Final Thoughts on API Testing

Nothing too complicated here, as we are just operating on the in-memory list of books and returning the correct status code & payload given the HTTP Verb in use. If you are a client for an API, which means you use an external API within your system, you should not only rely on documentation but also make sure that API works as expected . Sometimes, there is only pure or outdated documentation that doesn’t describe all the components of the API. So you need to make some hypotheses and check them by API testing. Because APIs are frequently faster and lend themselves well to automated testing, it’s generally advantageous to use them for test automation. We often consider test automation to be only an extension of our exploratory testing, and exploratory testing certainly provides insight into what we need to automate.

One of the most important items that you should be testing for is how the API handles problems when they do come up. First of all, does it crash, or does it actually handle the problem?

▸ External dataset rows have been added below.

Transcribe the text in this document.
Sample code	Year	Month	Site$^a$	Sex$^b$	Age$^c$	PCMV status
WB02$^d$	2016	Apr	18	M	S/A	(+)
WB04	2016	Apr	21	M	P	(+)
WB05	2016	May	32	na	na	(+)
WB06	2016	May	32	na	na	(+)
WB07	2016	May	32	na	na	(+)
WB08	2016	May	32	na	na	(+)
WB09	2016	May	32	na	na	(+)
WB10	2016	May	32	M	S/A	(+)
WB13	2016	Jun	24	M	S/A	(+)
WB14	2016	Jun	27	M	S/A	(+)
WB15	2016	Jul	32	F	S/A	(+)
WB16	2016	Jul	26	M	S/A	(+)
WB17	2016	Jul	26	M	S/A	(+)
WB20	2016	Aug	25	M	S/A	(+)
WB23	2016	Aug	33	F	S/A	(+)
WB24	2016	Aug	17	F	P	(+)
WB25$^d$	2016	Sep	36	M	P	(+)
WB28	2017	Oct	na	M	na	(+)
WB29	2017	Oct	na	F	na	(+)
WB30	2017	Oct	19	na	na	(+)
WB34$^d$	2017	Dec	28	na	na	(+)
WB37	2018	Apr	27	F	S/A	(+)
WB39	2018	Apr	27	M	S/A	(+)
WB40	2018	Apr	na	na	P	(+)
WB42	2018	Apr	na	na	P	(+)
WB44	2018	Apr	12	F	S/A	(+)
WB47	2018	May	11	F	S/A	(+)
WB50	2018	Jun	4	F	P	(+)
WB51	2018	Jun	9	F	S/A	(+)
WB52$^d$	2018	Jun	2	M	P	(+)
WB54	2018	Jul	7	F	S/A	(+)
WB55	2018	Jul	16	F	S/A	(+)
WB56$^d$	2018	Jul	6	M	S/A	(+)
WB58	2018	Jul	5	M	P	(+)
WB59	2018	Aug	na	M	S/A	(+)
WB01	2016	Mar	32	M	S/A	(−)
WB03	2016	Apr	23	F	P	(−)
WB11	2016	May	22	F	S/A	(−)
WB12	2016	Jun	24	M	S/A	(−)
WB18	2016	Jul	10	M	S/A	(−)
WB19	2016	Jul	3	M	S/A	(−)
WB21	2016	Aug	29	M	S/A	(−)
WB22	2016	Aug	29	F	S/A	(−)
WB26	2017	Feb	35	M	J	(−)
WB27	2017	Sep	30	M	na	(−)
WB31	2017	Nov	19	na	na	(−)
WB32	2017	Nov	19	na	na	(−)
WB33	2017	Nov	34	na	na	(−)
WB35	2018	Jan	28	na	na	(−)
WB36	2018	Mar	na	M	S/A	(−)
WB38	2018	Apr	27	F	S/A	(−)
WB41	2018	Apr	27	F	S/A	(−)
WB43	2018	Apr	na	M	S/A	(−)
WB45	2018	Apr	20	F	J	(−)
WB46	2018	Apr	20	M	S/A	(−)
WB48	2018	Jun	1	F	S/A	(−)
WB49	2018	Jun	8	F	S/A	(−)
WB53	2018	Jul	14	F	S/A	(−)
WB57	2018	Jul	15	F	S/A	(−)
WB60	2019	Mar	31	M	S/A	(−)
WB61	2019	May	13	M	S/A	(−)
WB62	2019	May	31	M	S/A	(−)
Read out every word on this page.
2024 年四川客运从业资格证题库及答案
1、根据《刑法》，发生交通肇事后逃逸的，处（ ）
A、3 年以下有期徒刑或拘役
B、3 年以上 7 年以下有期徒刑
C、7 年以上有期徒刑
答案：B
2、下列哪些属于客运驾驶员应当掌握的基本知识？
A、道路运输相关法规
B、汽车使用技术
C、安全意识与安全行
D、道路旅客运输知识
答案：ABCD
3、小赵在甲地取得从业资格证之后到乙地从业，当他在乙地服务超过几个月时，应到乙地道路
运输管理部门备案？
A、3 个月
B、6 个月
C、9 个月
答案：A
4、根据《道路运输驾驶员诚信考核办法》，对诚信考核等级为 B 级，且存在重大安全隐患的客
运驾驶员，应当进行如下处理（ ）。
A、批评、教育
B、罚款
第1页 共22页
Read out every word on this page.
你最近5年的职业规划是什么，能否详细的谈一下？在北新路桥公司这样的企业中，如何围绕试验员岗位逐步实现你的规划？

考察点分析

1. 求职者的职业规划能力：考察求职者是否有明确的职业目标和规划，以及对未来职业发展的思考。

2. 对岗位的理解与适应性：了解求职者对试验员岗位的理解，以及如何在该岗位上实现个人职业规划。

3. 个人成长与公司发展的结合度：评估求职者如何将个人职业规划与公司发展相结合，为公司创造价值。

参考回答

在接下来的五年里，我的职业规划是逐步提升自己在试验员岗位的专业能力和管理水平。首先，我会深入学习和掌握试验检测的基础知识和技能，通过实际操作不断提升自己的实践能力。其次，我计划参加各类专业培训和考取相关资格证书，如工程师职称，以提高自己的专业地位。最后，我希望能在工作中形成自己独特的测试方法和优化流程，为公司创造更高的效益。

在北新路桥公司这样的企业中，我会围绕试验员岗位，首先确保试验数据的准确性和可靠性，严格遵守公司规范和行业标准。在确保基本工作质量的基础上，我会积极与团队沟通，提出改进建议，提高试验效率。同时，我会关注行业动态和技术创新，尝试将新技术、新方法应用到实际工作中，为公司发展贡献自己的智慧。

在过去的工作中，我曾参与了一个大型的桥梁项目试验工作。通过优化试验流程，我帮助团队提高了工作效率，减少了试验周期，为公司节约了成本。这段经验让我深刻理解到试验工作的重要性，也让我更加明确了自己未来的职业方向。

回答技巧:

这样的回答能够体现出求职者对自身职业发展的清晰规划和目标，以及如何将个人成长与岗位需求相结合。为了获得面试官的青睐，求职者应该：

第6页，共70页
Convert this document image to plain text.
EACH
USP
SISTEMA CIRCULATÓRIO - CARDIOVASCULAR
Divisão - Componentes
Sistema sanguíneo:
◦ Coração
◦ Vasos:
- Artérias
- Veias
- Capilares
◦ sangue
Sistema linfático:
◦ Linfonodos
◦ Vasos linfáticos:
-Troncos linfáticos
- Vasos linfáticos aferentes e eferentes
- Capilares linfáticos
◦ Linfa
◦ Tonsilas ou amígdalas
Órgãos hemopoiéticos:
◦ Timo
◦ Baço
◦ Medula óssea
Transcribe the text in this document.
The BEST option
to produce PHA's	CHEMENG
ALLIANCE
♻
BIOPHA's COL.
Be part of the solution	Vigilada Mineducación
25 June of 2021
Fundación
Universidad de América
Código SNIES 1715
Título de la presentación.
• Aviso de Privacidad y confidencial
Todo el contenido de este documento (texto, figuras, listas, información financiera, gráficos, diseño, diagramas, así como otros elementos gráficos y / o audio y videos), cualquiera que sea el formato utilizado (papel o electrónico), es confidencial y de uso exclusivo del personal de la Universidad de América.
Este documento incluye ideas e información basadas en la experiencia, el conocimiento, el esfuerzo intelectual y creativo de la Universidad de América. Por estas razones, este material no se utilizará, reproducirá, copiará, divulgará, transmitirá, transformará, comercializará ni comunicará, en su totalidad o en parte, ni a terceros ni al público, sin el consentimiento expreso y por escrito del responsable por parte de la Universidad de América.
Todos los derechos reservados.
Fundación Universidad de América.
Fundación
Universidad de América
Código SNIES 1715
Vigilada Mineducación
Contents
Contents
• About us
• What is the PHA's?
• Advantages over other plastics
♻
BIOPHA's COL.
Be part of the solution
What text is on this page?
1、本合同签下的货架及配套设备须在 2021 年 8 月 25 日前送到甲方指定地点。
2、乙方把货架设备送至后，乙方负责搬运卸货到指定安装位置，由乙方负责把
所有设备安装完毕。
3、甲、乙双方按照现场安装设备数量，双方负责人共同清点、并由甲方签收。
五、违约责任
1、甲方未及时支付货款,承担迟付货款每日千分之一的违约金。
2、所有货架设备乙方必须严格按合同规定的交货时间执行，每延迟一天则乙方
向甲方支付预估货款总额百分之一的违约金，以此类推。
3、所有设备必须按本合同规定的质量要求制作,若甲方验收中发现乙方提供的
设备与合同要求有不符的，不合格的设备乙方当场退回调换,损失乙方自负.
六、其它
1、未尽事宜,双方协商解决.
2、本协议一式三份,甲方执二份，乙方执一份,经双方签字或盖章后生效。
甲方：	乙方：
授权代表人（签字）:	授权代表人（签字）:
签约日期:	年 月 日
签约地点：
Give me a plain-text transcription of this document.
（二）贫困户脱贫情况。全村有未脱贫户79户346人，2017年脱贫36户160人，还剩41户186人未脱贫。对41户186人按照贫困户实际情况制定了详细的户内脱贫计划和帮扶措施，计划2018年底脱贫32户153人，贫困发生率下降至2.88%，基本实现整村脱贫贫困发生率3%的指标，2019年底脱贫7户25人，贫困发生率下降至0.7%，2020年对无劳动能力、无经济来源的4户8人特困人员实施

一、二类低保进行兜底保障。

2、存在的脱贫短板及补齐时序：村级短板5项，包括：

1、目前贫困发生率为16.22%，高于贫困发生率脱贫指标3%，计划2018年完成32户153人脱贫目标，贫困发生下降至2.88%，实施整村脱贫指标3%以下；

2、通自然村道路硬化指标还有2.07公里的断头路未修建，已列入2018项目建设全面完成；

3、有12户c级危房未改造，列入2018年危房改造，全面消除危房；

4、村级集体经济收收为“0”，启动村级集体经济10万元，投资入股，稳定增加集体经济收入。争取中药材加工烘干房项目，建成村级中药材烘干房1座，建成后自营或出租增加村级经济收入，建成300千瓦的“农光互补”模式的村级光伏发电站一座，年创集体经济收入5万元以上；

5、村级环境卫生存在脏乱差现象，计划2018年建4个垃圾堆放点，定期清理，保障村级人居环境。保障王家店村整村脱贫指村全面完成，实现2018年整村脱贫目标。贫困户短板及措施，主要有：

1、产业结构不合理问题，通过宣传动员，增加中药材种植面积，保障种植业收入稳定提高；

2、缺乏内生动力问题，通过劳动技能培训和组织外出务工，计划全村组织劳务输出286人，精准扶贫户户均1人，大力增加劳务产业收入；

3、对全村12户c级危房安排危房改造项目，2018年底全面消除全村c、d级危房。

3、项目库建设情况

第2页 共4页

Needless to say, under ordinary circumstances, you should never ship anything that’s capable of blue-screening the operating system — but it does happen. As with any other kind of software, if an API fails, it should fail gracefully, shutting itself down, displaying the appropriate system messages, and letting go of any processes.

In spite of this fact, many software testers continue to automate their testing with user interface -based tests that interact directly with the browser. This is largely due to the success of the Selenium suite of tools for test automation, which runs in a web browser. A smoke test is a fast, easy way of validating the code of an API to ensure that it functions as intended on a basic level. This may involve checking if the API responds to calls, responds correctly, or interacts properly with other components. Keeping the API testing schema updated—the schema consists of data formatting and storage, including API requests and responses. Enhancements to the program, which can generate additional parameters for API calls, must take into account the configuration of the schema.

With the evolution of APIs, however, various standards and new approaches surfaced. needs to review the security of your connection before proceeding. Update the question so it can be answered with facts and citations by editing this post. Automation is more about doing the same thing over and over again. In order to be implemented, automation relies on exploration. So, if we need to automate something, what exactly do we need to automate?

If the endpoint changes, they will be provided with the new one, without the need to change the client code. By flexibility, I mean that it’s easy to modify and it’s also able to answer many clients who can ask for different data types . Since the server is stateless and each request can be processed individually, GET requests should usually return the same response regardless of previous ones and the session. Caching is a critical factor for the scalability and performance of a modern web application.